Foreigners

Wait, Who’s the Superpower Here?

Bibi Netanyahu should be careful about getting too mixed up with the U.S. election season.

Israeli Prime Minister Benjamin Netanyahu gestures during a joint press conference in Jerusalem in September.

Israeli Prime Minister Benjamin Netanyahu

Photo by Gali Tibbon/AFP/Getty Images.

Israeli Prime Minister Benjamin Netanyahu has never worried much about what foreign dignitaries think of him. Barack Obama is certainly not the first American president to find him a tough customer. In 1996, Bill Clinton remarked privately after his first meeting with Bibi, “Who the fuck does he think he is? Who’s the fucking superpower here?” Now, however, and at potentially great cost for Israel, he may be going too far.
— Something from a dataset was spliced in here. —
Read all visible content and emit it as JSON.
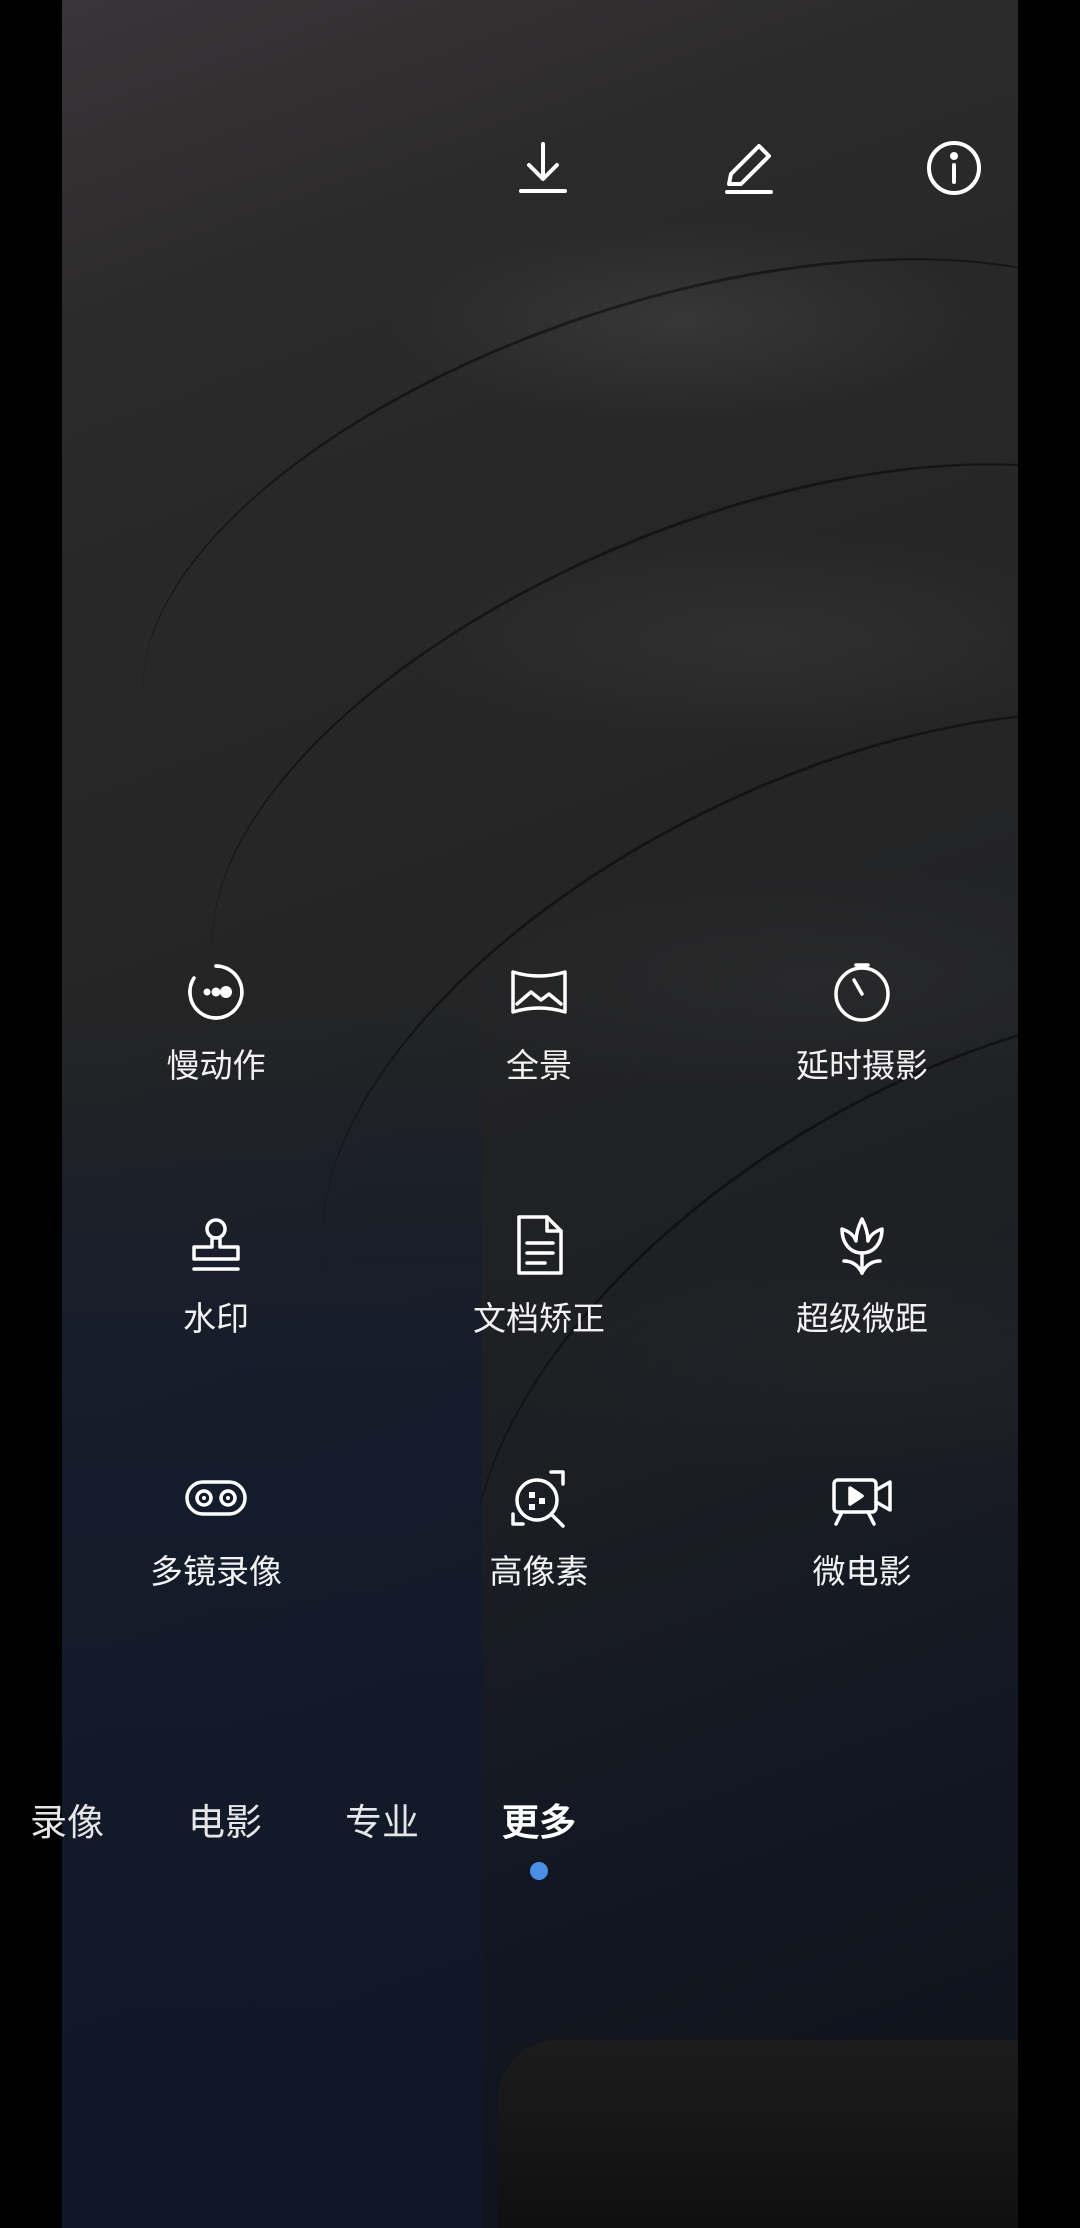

The relationship between Obama and Netanyahu started out awkwardly; Israelis felt snubbed by the president’s failure to visit Israel during his tour of the Middle East in 2009. A fight over the expansion of settlements the next year and Netanyahu’s unveiled attempt to enlist Congress against the administration’s pressure on peace negotiations left little doubt that Netanyahu believed that Obama was too weak to impose his will.

Looming above all of this is the danger of a nuclear Iran. Despite protestations  by Iran and its apologists, there is no question that Iran sees the acquisition of nuclear weapons as a long-term goal and one for which it has worked, quietly and carefully, for more than a decade. A nuclear Iran would almost certainly add fuel to its ambitions as a regional power, destabilize the “cold war” with its neighbors, most notably Saudi Arabia, and risk a wider nuclear arms race in the Middle East.   

Israel would be particularly threatened. Iran has run an on-again, off-again proxy war with Israel, particularly through its support for Hezbollah in Lebanon. A nuclear Iran would likely result in a more aggressive regional policy for Iran, while increasing immeasurably the cost of uncontrolled conflict. 

Up to this point, American and Israeli positions on Iran are aligned. But when it comes to what should be done about this threat, amicable cooperation has given way to backbiting and heated disagreements. On this question, the American and Israeli administrations are at loggerheads. 

If there was any question about which candidate Netanyahu wants to win in November, it was answered with the very public—and largely contrived—kerfuffle  over Obama’s unwillingness to meet with Netanyahu later this month. Snub or no, Netanyahu chose to make it a public issue only three months before the U.S. presidential election. 

Netanyahu believes that Iran is a uniquely ideological state and is thus not subject to the usual rules of self-preservation that govern nuclear stand-offs. Yet, the assessment of Iran as uniquely dangerous requires difficult comparisons—is the regime more irrational than that of Stalin? Or of Kim Jong-il? Moreover, the Israeli leader gives too much credence to the “theological” character of the Islamic Republic. As Iran has proven time and again, ideology matters for the regime. But the regime’s survival matters more.

The Obama administration understands that it needs to play the “long game” with Iran. It has done so through sanctions, through increasingly close cooperation with its allies, including Israel, and through reported cyberattacks aimed at slowing Iran’s nuclear progress. 

But Obama has rejected Netanyahu’s call for a “bright red line” with Iran with good reason. The current strategy is working and leaves the “military option” on the table. The American military is overstretched and exhausted.  A new “war of choice” is neither politically nor strategically sensible. And while the risks of a nuclear Iran are clear, so are the risks of war with Iran, including attacks on Saudi oilfields, destabilization of Lebanon and Iraq, and a closure of shipping through the Gulf. With both the American and European economies struggling to pull themselves out of a recession, such a war would be a fool’s errand. Forcing a confrontation now would be stupid and rash, and the White House knows this.

Netanyahu is doing something that is doubly foolish for Israeli-American relations. He is asking America for something it will not do. And Netanyahu shouldn’t delude himself: For all of Mitt Romney’s tough talk on the campaign trail, he would continue Obama’s policies on Iran, not overturn them. 

That Netanyahu is taking sides in an American presidential election is, from an Israeli standpoint, profoundly worrisome. (Political ads highlighting Bibi’s message on Iran have started to air in Florida; his critique of Obama’s position was too tantalizing for pro-Romney groups to pass up.) Politicizing what has been traditionally an alliance built on strategic and political consensus overturns more than six decades of Israeli foreign policy.

If Obama wins in November, Netanyahu had better hope that the president doesn’t carry a grudge. But regardless of who sits in the White House—or what they say during campaign season—no  American president is going to allow Netanyahu to determine American foreign policy. This time, he really does need to remember who the superpower is.